Well I was productive with it when it was new, so what's changed? The tools for cookie cutters have one less step in the wizard??? It's all relative anyway. You give me an MV3100, a couple of terminal servers and VMS 5.5 ,at certainly classes of task, I'll make any windows system look stupid. New is not always better.

dawgit
dawgit

Yes. Look inside something, Business equipment, Manufacturing, PIII's, VIA's, the list is too long Win3.x no, I doubt it, but DOS is still kicking. So is a lot of bear 'C' code. Old tech? No such animal. It's all tech. -d

John Sheesley - TechRepublic Pro
John Sheesley - TechRepublic Pro

Classics Rock is all about old hardware and software. With more advanced hardware and software coming out all the time, it might seem like you can't do anything with old equipment. I mentioned in Classics Rock that I that anything before 1992 is probably completely useless in today's work environment. http://blogs.techrepublic.com.com/classic-tech/?p=146 That said, I think that you can still be very productive with a Windows 2000 Pro workstation and if you *had* to could go as far back as Windows 3.1 and be productive. Is that too far or could you go further back in time?

CharlieSpencer
CharlieSpencer

There's a difference between continuing to use a configured and operational system beyond scheduled 'end of support' dates, and going out of your way to locate the OS and apps to build one. Incidentally, while the apps you list may be available for download, many of them are proprietary apps that cannot be legally run without purchasing a license. MS Word, Lotus 1-2-3 and Symphony (which is a suite that includes a database app, not solely a database app in itself), and Paradox are all proprietary apps and legally require a license.

MarkGyver
MarkGyver

Even if you can still access the Internet with Windows 3.1, it's not a good idea. To me, the number one criteria in selecting an OS to browse online with is probably if it's still maintained with security updates, etc. I'm not saying that you must use newer hardware; I'm saying you must use either Windows 2000 or later, or use a completely different OS such as Damn Small Linux which claims to be able to run on a "486DX with 16MB of Ram". Even with old technology on the hardware side, it's still possible to run new software if you choose well.

jdclyde
jdclyde

are there still any viruses that would effect win3.11? As far as usability, your browser would be so limited, it would almost not be worth the effort.
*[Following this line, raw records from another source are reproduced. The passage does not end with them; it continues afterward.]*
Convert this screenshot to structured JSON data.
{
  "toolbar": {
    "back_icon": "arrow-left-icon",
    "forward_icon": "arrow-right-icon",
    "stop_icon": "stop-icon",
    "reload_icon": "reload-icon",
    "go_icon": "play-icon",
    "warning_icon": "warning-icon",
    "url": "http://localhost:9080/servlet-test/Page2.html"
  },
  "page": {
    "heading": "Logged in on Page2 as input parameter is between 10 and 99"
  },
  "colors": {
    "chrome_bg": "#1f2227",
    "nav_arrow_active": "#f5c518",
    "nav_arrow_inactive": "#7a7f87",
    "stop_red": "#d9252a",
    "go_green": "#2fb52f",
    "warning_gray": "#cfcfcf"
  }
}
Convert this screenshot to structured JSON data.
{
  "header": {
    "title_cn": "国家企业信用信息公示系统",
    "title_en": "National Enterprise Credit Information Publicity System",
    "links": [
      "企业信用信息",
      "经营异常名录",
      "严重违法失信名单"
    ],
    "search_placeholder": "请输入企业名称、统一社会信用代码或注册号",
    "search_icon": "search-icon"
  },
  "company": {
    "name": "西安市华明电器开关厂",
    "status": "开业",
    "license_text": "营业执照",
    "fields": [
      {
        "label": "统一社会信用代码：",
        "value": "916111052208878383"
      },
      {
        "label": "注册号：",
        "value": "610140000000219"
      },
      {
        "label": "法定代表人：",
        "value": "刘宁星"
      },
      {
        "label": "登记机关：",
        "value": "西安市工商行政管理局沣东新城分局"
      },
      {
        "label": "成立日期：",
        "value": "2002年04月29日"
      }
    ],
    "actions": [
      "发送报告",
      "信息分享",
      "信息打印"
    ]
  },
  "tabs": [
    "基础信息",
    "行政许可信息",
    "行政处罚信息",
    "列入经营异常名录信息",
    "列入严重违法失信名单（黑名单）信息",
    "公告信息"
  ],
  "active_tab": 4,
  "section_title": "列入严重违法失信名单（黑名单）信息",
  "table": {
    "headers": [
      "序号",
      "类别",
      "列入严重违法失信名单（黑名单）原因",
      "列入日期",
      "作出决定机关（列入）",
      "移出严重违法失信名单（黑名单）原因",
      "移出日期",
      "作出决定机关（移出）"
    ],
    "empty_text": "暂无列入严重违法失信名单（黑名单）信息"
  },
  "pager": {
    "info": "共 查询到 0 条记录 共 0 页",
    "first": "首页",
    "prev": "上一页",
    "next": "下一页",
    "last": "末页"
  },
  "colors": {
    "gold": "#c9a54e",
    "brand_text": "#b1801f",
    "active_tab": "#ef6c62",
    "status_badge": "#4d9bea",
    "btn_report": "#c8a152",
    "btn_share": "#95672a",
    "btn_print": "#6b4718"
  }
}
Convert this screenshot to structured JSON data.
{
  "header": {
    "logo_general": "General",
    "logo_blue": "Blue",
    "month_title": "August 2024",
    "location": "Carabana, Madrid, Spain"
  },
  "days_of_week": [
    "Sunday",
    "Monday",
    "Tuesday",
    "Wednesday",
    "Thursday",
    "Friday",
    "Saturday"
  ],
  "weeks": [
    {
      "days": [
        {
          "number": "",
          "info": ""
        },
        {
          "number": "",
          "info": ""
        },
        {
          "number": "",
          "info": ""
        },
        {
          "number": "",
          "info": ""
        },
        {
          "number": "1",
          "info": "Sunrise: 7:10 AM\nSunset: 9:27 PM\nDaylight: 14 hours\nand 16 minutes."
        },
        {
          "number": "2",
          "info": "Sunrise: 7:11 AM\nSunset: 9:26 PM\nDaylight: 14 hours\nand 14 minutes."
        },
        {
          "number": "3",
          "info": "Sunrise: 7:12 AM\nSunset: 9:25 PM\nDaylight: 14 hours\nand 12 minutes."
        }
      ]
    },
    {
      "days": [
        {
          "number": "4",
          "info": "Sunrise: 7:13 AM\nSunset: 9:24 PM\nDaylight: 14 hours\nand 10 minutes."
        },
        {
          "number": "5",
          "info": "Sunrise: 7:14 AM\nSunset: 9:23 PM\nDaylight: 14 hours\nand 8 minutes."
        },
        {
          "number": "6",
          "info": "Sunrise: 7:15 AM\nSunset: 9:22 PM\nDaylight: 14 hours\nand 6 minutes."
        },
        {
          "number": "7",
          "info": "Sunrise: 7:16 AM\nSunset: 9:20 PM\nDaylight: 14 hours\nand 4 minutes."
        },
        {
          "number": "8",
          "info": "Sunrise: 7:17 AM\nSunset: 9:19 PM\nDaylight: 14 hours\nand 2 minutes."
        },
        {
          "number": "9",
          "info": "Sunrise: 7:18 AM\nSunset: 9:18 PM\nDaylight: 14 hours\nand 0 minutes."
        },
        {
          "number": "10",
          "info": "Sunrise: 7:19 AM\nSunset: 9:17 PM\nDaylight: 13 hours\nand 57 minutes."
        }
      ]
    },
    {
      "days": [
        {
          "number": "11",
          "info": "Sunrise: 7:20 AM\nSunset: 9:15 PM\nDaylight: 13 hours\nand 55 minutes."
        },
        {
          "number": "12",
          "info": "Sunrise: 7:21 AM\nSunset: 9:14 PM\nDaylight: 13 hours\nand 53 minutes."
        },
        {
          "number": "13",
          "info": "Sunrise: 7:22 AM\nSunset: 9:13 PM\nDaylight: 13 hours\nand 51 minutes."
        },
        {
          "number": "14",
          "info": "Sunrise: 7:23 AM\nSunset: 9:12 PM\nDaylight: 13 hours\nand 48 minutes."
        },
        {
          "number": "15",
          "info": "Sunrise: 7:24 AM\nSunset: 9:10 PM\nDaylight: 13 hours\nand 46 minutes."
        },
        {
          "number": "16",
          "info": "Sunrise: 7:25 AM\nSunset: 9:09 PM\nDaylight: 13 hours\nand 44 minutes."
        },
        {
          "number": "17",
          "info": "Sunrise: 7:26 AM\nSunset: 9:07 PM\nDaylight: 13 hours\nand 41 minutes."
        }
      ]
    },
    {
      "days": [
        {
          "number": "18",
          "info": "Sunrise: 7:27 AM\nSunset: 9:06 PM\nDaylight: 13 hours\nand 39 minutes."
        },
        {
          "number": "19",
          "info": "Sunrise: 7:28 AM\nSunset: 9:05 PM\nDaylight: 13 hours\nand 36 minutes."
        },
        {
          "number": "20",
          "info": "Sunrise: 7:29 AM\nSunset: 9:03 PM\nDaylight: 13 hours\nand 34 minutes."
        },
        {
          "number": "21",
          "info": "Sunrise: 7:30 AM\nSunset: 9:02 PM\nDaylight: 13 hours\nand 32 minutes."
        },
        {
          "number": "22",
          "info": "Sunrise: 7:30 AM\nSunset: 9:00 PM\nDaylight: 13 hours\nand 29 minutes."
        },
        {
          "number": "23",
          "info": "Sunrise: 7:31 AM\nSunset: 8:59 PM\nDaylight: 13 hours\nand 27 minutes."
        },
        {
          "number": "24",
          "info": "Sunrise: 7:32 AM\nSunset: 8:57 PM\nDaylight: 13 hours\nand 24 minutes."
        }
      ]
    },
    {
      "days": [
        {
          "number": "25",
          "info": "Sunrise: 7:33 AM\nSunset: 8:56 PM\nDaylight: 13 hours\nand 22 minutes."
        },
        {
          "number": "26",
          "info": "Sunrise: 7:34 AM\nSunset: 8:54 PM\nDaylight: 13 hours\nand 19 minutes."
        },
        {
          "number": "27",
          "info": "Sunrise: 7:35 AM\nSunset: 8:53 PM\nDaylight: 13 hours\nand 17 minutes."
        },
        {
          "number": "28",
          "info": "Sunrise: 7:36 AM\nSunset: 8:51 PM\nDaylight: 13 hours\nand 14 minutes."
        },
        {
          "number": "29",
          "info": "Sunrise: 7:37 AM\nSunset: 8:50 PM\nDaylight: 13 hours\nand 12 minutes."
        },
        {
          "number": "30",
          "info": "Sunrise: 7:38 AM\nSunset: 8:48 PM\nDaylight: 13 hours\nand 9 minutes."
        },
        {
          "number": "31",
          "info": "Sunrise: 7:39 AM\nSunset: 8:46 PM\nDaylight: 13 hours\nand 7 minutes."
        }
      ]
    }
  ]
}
Ram is what I see as the biggest factor. Well, that and a CDrom.... which wasn't in most older systems.... because you didn't NEED one until win95 came along.

Neon Samurai
Neon Samurai

Win3.11 being more obscure than winXP these days doesn't make it safer to use. WinXP is still getting hit by viruses that effect Dos. As soon as someone realizes the target is a Dos/Win3.1 box they can pick and choose hot to hit it from a very large and known menu. I'd hesitate to even consider win2k with it now being unpached for almost a year. If it has a network connection, someone is going to take a look eventually. Though, with win3.1, your also dealing with the issue of a browser that is usable in our Flash loving brave new frontier.